La course au populisme s’accélère… Il faut qu’un ministre du staff présidentiel ait en la matière une longueur d’avance sur Madame Le Pen. Peu importe, d’ailleurs, le sujet sur lequel il s’exprime : il faut être au plus près de la politique des bistrots où, on le sait, se construit l’opinion dominante. C’est à croire que les communicants de l’Elysée vont, le matin, prendre leur café dans les lieux les plus populaires de la capitale, là où on refait le monde avec les poncifs et les apparences. Le ministre des Affaires européennes, Laurent Wauquiez avait développé trois mesures visant les bénéficiaires des minima sociaux : imposer aux bénéficiaires du RS, des heures hebdomadaires de service social, plafonner le cumul de tous les minima sociaux à 75% du Smic et établir une durée minimale de travail -cinq ans- pour que les étrangers puissent y prétendre.
L’ancien secrétaire d’État chargé de l’Emploi avait annoncé, en avril, que son groupe, «la Droite sociale», déposerait d’ici à deux jours une proposition de loi en ce sens à l’Assemblée. Plus démago que cela, ce n’est pas possible, mais il est certain que l’effet d’annonce va le rendre célèbre et, nul ne peut imaginer le contraire, il était en mission. Le seul atout de ce gouvernement, c’est en effet, l’effet d’annonce provocateur, permettant ensuite aux auteurs d’apparaître comme des modérés. Wauqiez a joué aux provocateurs, histoire qu’un sondage puisse ensuite vérifier ce qu’un précédent a constaté. Il a réussi à devenir plus célèbre que quand il tente d’expliquer que la Grèce ne sortira pas de l’euro avant la fin 2011 !

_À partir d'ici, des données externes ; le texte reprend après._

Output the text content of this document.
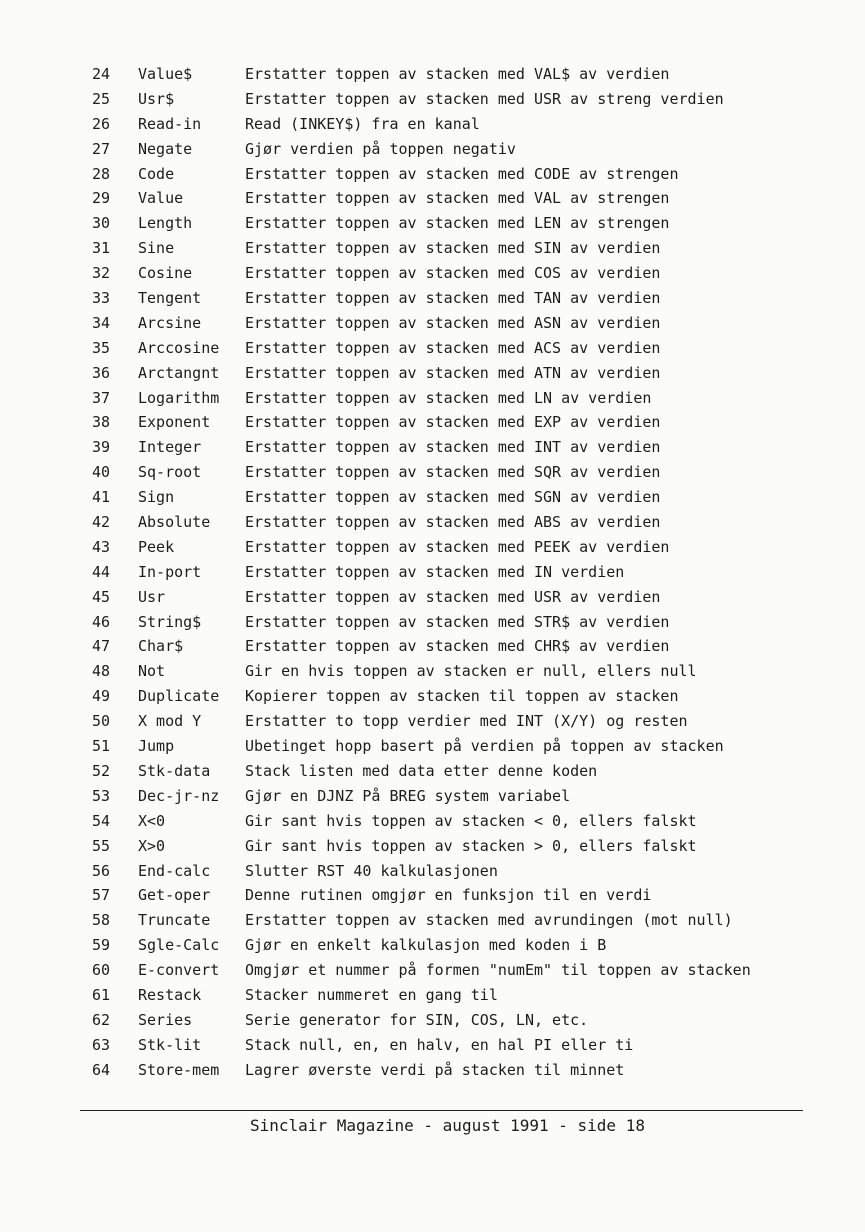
24 Value$	Erstatter toppen av stacken med VAL$ av verdien
25 Usr$	Erstatter toppen av stacken med USR av streng verdien
26 Read-in	Read (INKEY$) fra en kanal
27 Negate	Gjør verdien på toppen negativ
28 Code	Erstatter toppen av stacken med CODE av strengen
29 Value	Erstatter toppen av stacken med VAL av strengen
30 Length	Erstatter toppen av stacken med LEN av strengen
31 Sine	Erstatter toppen av stacken med SIN av verdien
32 Cosine	Erstatter toppen av stacken med COS av verdien
33 Tengent	Erstatter toppen av stacken med TAN av verdien
34 Arcsine	Erstatter toppen av stacken med ASN av verdien
35 Arccosine Erstatter toppen av stacken med ACS av verdien
36 Arctangnt Erstatter toppen av stacken med ATN av verdien
37 Logarithm Erstatter toppen av stacken med LN av verdien
38 Exponent Erstatter toppen av stacken med EXP av verdien
39 Integer	Erstatter toppen av stacken med INT av verdien
40 Sq-root	Erstatter toppen av stacken med SQR av verdien
41 Sign	Erstatter toppen av stacken med SGN av verdien
42 Absolute Erstatter toppen av stacken med ABS av verdien
43 Peek	Erstatter toppen av stacken med PEEK av verdien
44 In-port	Erstatter toppen av stacken med IN verdien
45 Usr	Erstatter toppen av stacken med USR av verdien
46 String$	Erstatter toppen av stacken med STR$ av verdien
47 Char$	Erstatter toppen av stacken med CHR$ av verdien
48 Not	Gir en hvis toppen av stacken er null, ellers null
49 Duplicate Kopierer toppen av stacken til toppen av stacken
50 X mod Y	Erstatter to topp verdier med INT (X/Y) og resten
51 Jump	Ubetinget hopp basert på verdien på toppen av stacken
52 Stk-data Stack listen med data etter denne koden
53 Dec-jr-nz Gjør en DJNZ På BREG system variabel
54 X<0	Gir sant hvis toppen av stacken < 0, ellers falskt
55 X>0	Gir sant hvis toppen av stacken > 0, ellers falskt
56 End-calc Slutter RST 40 kalkulasjonen
57 Get-oper Denne rutinen omgjør en funksjon til en verdi
58 Truncate Erstatter toppen av stacken med avrundingen (mot null)
59 Sgle-Calc Gjør en enkelt kalkulasjon med koden i B
60 E-convert Omgjør et nummer på formen "numEm" til toppen av stacken
61 Restack	Stacker nummeret en gang til
62 Series	Serie generator for SIN, COS, LN, etc.
63 Stk-lit	Stack null, en, en halv, en hal PI eller ti
64 Store-mem Lagrer øverste verdi på stacken til minnet
Sinclair Magazine - august 1991 - side 18
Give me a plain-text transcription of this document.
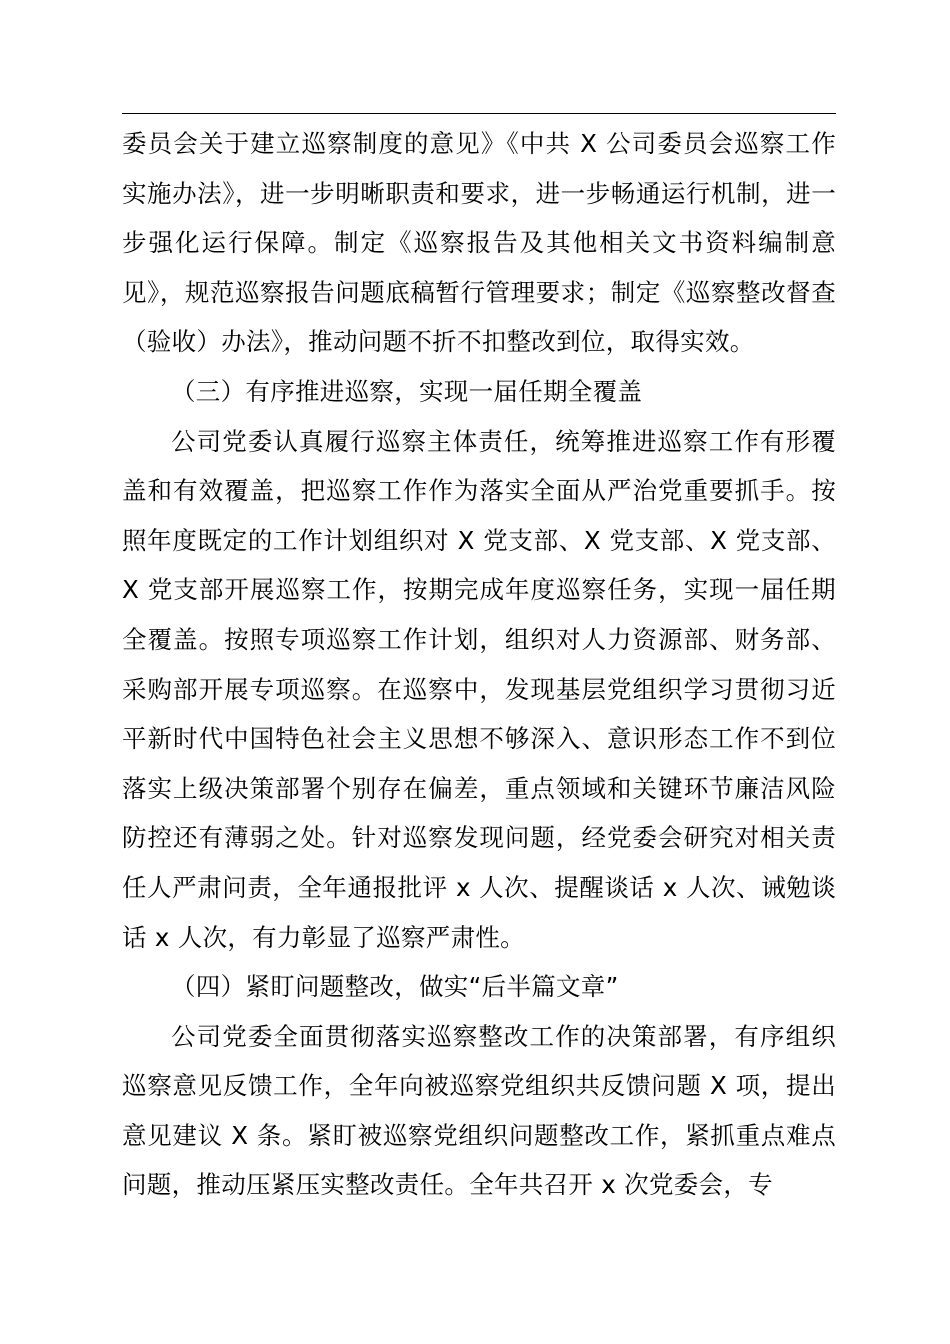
委员会关于建立巡察制度的意见》《中共 X 公司委员会巡察工作实施办法》，进一步明晰职责和要求，进一步畅通运行机制，进一步强化运行保障。制定《巡察报告及其他相关文书资料编制意见》，规范巡察报告问题底稿暂行管理要求；制定《巡察整改督查（验收）办法》，推动问题不折不扣整改到位，取得实效。

（三）有序推进巡察，实现一届任期全覆盖

公司党委认真履行巡察主体责任，统筹推进巡察工作有形覆盖和有效覆盖，把巡察工作作为落实全面从严治党重要抓手。按照年度既定的工作计划组织对 X 党支部、X 党支部、X 党支部、X 党支部开展巡察工作，按期完成年度巡察任务，实现一届任期全覆盖。按照专项巡察工作计划，组织对人力资源部、财务部、采购部开展专项巡察。在巡察中，发现基层党组织学习贯彻习近平新时代中国特色社会主义思想不够深入、意识形态工作不到位落实上级决策部署个别存在偏差，重点领域和关键环节廉洁风险防控还有薄弱之处。针对巡察发现问题，经党委会研究对相关责任人严肃问责，全年通报批评 x 人次、提醒谈话 x 人次、诫勉谈话 x 人次，有力彰显了巡察严肃性。

（四）紧盯问题整改，做实“后半篇文章”

公司党委全面贯彻落实巡察整改工作的决策部署，有序组织巡察意见反馈工作，全年向被巡察党组织共反馈问题 X 项，提出意见建议 X 条。紧盯被巡察党组织问题整改工作，紧抓重点难点问题，推动压紧压实整改责任。全年共召开 x 次党委会，专
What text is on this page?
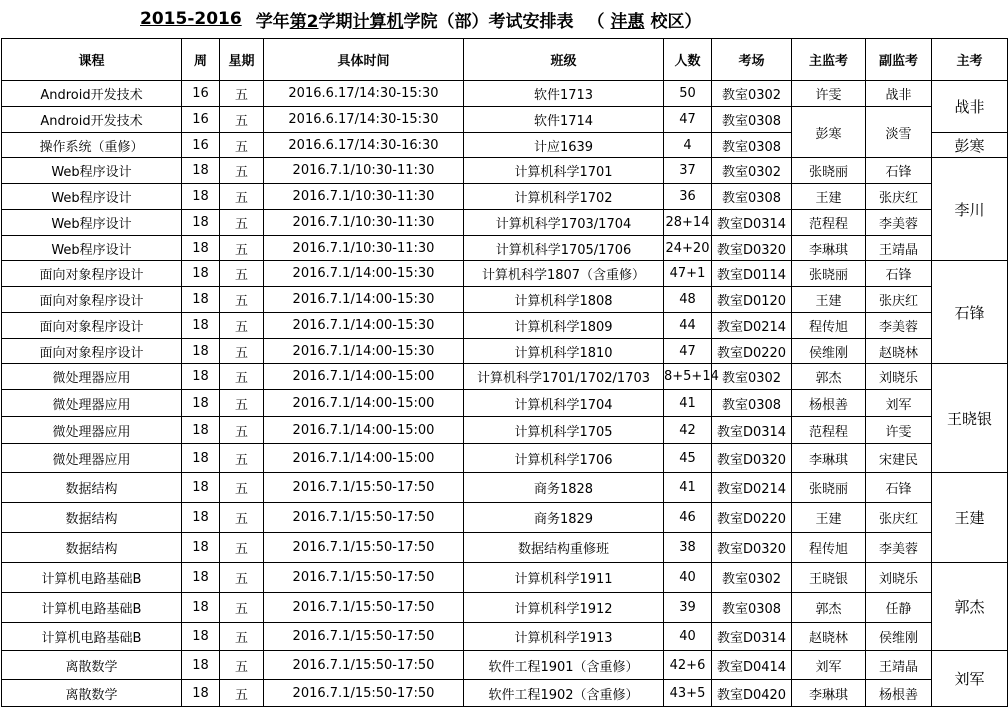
2015-2016 学年 第2 学期 计算机 学院（部）考试安排表 （ 沣惠 校区）
课程	周	星期	具体时间	班级	人数	考场	主监考	副监考	主考
Android开发技术	16	五	2016.6.17/14:30-15:30	软件1713	50	教室0302	许雯	战非	战非
Android开发技术	16	五	2016.6.17/14:30-15:30	软件1714	47	教室0308	彭寒	淡雪	
操作系统（重修）	16	五	2016.6.17/14:30-16:30	计应1639	4	教室0308			彭寒
Web程序设计	18	五	2016.7.1/10:30-11:30	计算机科学1701	37	教室0302	张晓丽	石锋	李川
Web程序设计	18	五	2016.7.1/10:30-11:30	计算机科学1702	36	教室0308	王建	张庆红	
Web程序设计	18	五	2016.7.1/10:30-11:30	计算机科学1703/1704	28+14	教室D0314	范程程	李美蓉	
Web程序设计	18	五	2016.7.1/10:30-11:30	计算机科学1705/1706	24+20	教室D0320	李琳琪	王靖晶	
面向对象程序设计	18	五	2016.7.1/14:00-15:30	计算机科学1807（含重修）	47+1	教室D0114	张晓丽	石锋	石锋
面向对象程序设计	18	五	2016.7.1/14:00-15:30	计算机科学1808	48	教室D0120	王建	张庆红	
面向对象程序设计	18	五	2016.7.1/14:00-15:30	计算机科学1809	44	教室D0214	程传旭	李美蓉	
面向对象程序设计	18	五	2016.7.1/14:00-15:30	计算机科学1810	47	教室D0220	侯维刚	赵晓林	
微处理器应用	18	五	2016.7.1/14:00-15:00	计算机科学1701/1702/1703	8+5+14	教室0302	郭杰	刘晓乐	王晓银
微处理器应用	18	五	2016.7.1/14:00-15:00	计算机科学1704	41	教室0308	杨根善	刘军	
微处理器应用	18	五	2016.7.1/14:00-15:00	计算机科学1705	42	教室D0314	范程程	许雯	
微处理器应用	18	五	2016.7.1/14:00-15:00	计算机科学1706	45	教室D0320	李琳琪	宋建民	
数据结构	18	五	2016.7.1/15:50-17:50	商务1828	41	教室D0214	张晓丽	石锋	王建
数据结构	18	五	2016.7.1/15:50-17:50	商务1829	46	教室D0220	王建	张庆红	
数据结构	18	五	2016.7.1/15:50-17:50	数据结构重修班	38	教室D0320	程传旭	李美蓉	
计算机电路基础B	18	五	2016.7.1/15:50-17:50	计算机科学1911	40	教室0302	王晓银	刘晓乐	郭杰
计算机电路基础B	18	五	2016.7.1/15:50-17:50	计算机科学1912	39	教室0308	郭杰	任静	
计算机电路基础B	18	五	2016.7.1/15:50-17:50	计算机科学1913	40	教室D0314	赵晓林	侯维刚	
离散数学	18	五	2016.7.1/15:50-17:50	软件工程1901（含重修）	42+6	教室D0414	刘军	王靖晶	刘军
离散数学	18	五	2016.7.1/15:50-17:50	软件工程1902（含重修）	43+5	教室D0420	李琳琪	杨根善	
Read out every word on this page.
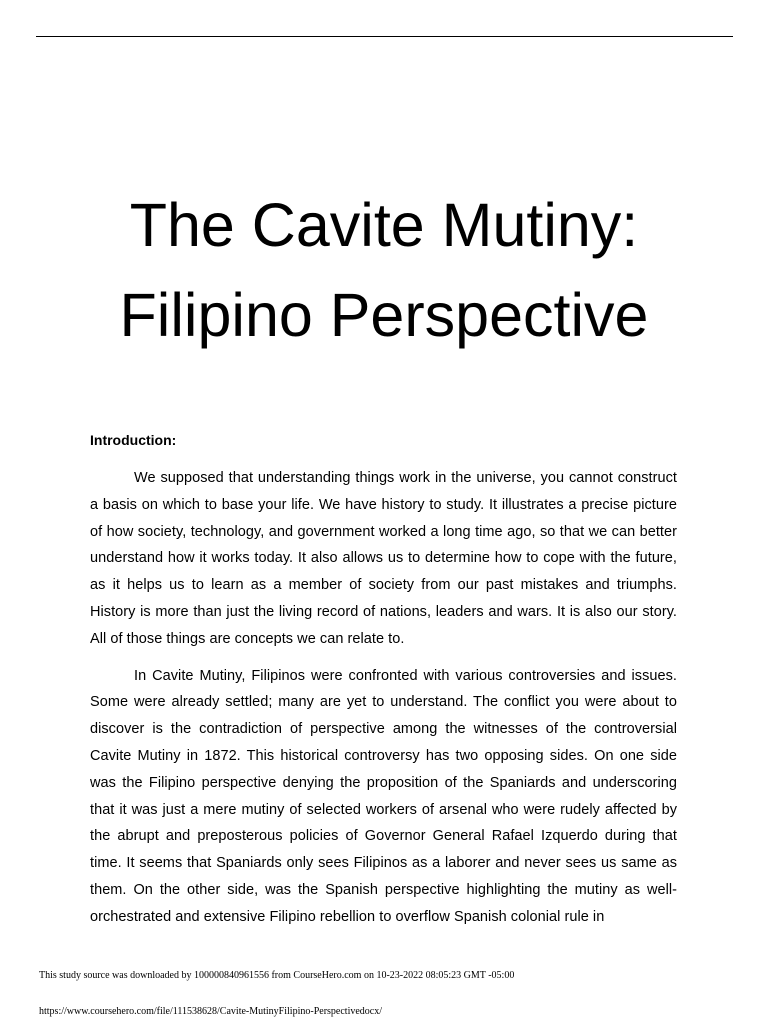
The Cavite Mutiny:
Filipino Perspective

Introduction:

We supposed that understanding things work in the universe, you cannot construct a basis on which to base your life. We have history to study. It illustrates a precise picture of how society, technology, and government worked a long time ago, so that we can better understand how it works today. It also allows us to determine how to cope with the future, as it helps us to learn as a member of society from our past mistakes and triumphs. History is more than just the living record of nations, leaders and wars. It is also our story. All of those things are concepts we can relate to.

In Cavite Mutiny, Filipinos were confronted with various controversies and issues. Some were already settled; many are yet to understand. The conflict you were about to discover is the contradiction of perspective among the witnesses of the controversial Cavite Mutiny in 1872. This historical controversy has two opposing sides. On one side was the Filipino perspective denying the proposition of the Spaniards and underscoring that it was just a mere mutiny of selected workers of arsenal who were rudely affected by the abrupt and preposterous policies of Governor General Rafael Izquerdo during that time. It seems that Spaniards only sees Filipinos as a laborer and never sees us same as them. On the other side, was the Spanish perspective highlighting the mutiny as well-orchestrated and extensive Filipino rebellion to overflow Spanish colonial rule in

This study source was downloaded by 100000840961556 from CourseHero.com on 10-23-2022 08:05:23 GMT -05:00
https://www.coursehero.com/file/111538628/Cavite-MutinyFilipino-Perspectivedocx/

Le travail social ? A droite comme à gauche (ne vous faites pas trop d’illusions), dans toutes les couches de la société, on trouve bien évidemment des apôtres de ces travaux forcés que l’on sait totalement inapplicables. Mais peu importe, l’essentiel c’est d’accréditer l’idée qu’un homme ou une femme au chômage est un fainéant ou une fainéante qui s’ignore. Alors autant le réveiller ! Laurent Wauqiez est d’autant plus à l’aise que le RSA est géré… par les conseils généraux, et que s’il doit y avoir une mesure de ce type, l’État déjà incapable de s’occuper des gens en recherche d’emploi, chargera la barque des départements, en leur demandant de prendre en charge l’organisation de ce type de travail forcé. Les frais viendront s’ajouter aux prestations versées, mais personne n’osera effectuer une étude préalable pour en mesurer l’impact.
En fait, j’ai été témoin d’un épisode de la vie publique qui devrait davantage préoccuper Laurent Wauquiez, mais dont bien évidemment personne ne parle. Lors du conseil d’administration de ce qu’il reste de l’IUFM (institut universitaire de formation des maîtres) où je représentai le conseil général, un étudiant a présenté la face cachée concrète de la politique gouvernementale. Pour entrer dans l’éducation nationale il faut actuellement avoir un « master » et ensuite réussir à un concours. Or les milliers de suppressions de postes dans la fonction publique font que de moins en moins de postes sont inscrits aux concours. Chaque année les recrutements baissent, et les grands stratèges UMP prétendent ainsi économiser des millions d’euros sur le budget de l’État. Ainsi, si les étudiants n’ont pas l’âge d’accéder au RSA (25 ans), ils jouent à qui perd gagne !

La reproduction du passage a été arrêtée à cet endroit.